While improvement in the median value slows beyond 100 hours of wear, the mean value continues to improve well beyond 200+ hours of wear time. This result captures the impact of the Modjoul SmartBelt system for workers with different feedback sensitivities and starting points.

For example, for employees who have the most room to improve their physical mechanics and ergonomics, a significant reduction in their risky bends continues beyond 200+ hours of wear time. Training and helping workers who are most at risk of hurting themselves is an important part in maximizing the impact of the Modjoul SmartBelt system. Our data analysts can help you develop a comprehensive plan to address your unique risks.

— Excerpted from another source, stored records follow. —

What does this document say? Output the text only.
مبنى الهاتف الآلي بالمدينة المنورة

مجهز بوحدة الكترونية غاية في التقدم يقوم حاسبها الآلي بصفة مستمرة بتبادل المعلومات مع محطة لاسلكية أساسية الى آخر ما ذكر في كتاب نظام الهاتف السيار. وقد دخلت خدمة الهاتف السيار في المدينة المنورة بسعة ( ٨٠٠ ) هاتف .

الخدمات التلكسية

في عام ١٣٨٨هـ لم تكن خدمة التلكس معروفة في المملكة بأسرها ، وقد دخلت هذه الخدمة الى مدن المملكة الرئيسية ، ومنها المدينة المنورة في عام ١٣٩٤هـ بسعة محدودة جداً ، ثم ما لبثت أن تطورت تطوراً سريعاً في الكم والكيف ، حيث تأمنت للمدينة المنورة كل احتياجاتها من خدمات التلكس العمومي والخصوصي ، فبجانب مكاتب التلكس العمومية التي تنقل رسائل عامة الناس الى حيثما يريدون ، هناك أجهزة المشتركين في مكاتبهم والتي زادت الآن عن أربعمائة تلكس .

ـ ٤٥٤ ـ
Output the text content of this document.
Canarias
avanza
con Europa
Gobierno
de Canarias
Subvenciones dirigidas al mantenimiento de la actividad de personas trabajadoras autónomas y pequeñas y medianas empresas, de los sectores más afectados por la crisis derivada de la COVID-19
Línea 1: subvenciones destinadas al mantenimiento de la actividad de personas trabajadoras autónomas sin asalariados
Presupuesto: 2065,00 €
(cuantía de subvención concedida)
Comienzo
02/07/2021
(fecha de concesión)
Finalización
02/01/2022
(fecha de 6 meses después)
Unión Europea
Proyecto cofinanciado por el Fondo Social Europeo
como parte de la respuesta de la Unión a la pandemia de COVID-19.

And it’s not just the total number of hours that is important — it’s the consistent usage of the device that yields the best results, Davies said.

“Consistent use of the Modjoul wearable is the leading indicator if they are going to improve,” he said. “If you wear it each day, that’s good, but if you wear it for the full eight hours of your shift, that’s better.”

Ongoing use of the SmartBelt allows companies to continue to help workers who have the most room for improvement or who need extra help. That’s why it’s essential to study and analyze performance not just in terms of the mean (average) but the median (the value at which 50 percent is above and 50 percent falls below).

“Just like any type of feedback, some people respond quickly to it, and some people respond more slowly. What we have is a bell curve with a really long tail. That long tail represents that there are a few people who have a lot of room for improvement. A lot of people improve after 100 hours, but some people improve at a slower rate over a longer period of time.”

Those workers ultimately face a higher risk of being injured. In that sense, the Modjoul SmartBelt is tailored to help them the most.

“But it is hard to identify who those workers are at first,” Davies said. “We are giving our clients a window to access that information, which they didn’t previously have. Before Modjoul, many of our customers had little or no insight into body movement and the associated risk. Now they do.”